面接対策は、自己PRカードの準備がしっかりとできていれば、それほど特殊な練習は必要ありません。書類で準備した内容を、自信を持って、はっきりと自分の言葉で伝えられるかどうかが重要になります。見られる視点は、その人自身の人間性、そしてメッセージを言葉にして伝えられる能力です。
面接対策は書類作成とセットで考えることが重要です。エッセイで書いたことと、面接で話す内容にズレがないよう、一貫性を持たせるようにしましょう。自信を持って伝えられるように、事前の練習は必須です。
まとめ
ICU高校をはじめとする帰国子女入試の自己PRカード・志願理由書対策で成功するためのポイントは以下の通りです。

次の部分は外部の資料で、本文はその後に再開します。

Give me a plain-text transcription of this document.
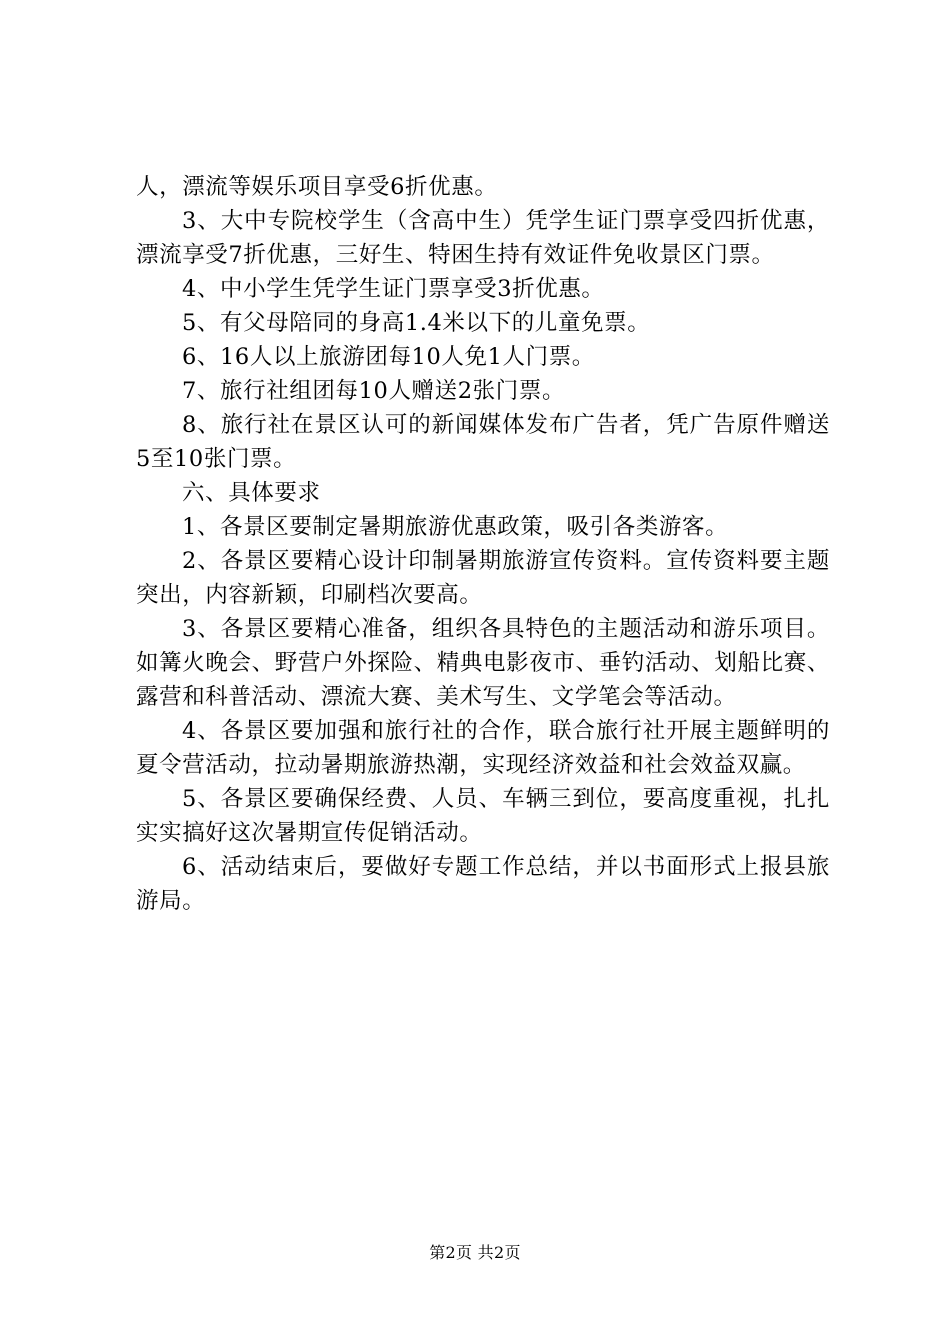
人，漂流等娱乐项目享受6折优惠。

3、大中专院校学生（含高中生）凭学生证门票享受四折优惠，漂流享受7折优惠，三好生、特困生持有效证件免收景区门票。

4、中小学生凭学生证门票享受3折优惠。

5、有父母陪同的身高1.4米以下的儿童免票。

6、16人以上旅游团每10人免1人门票。

7、旅行社组团每10人赠送2张门票。

8、旅行社在景区认可的新闻媒体发布广告者，凭广告原件赠送5至10张门票。

六、具体要求

1、各景区要制定暑期旅游优惠政策，吸引各类游客。

2、各景区要精心设计印制暑期旅游宣传资料。宣传资料要主题突出，内容新颖，印刷档次要高。

3、各景区要精心准备，组织各具特色的主题活动和游乐项目。如篝火晚会、野营户外探险、精典电影夜市、垂钓活动、划船比赛、露营和科普活动、漂流大赛、美术写生、文学笔会等活动。

4、各景区要加强和旅行社的合作，联合旅行社开展主题鲜明的夏令营活动，拉动暑期旅游热潮，实现经济效益和社会效益双赢。

5、各景区要确保经费、人员、车辆三到位，要高度重视，扎扎实实搞好这次暑期宣传促销活动。

6、活动结束后，要做好专题工作总结，并以书面形式上报县旅游局。

第2页 共2页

- 過去・現在・未来の3軸分析:経験を振り返り、将来の目標から逆算して「なぜこの学校か」という志願理由を明確にしましょう。
- ストーリーテリングの活用:困難の克服や成長のプロセスをストーリー形式で伝え、単なる実績の羅列を避けましょう。
- 「適応力」と「やり抜く力」の裏付け:海外生活で得た能力を具体的に示すエピソードを用意し、日本での学校生活をやりきれる根拠を提示しましょう。
- 最新情報の確認と面接対策:学校調べを徹底し、作成した書類と面接での発言に一貫性を持たせられるよう準備を進めましょう。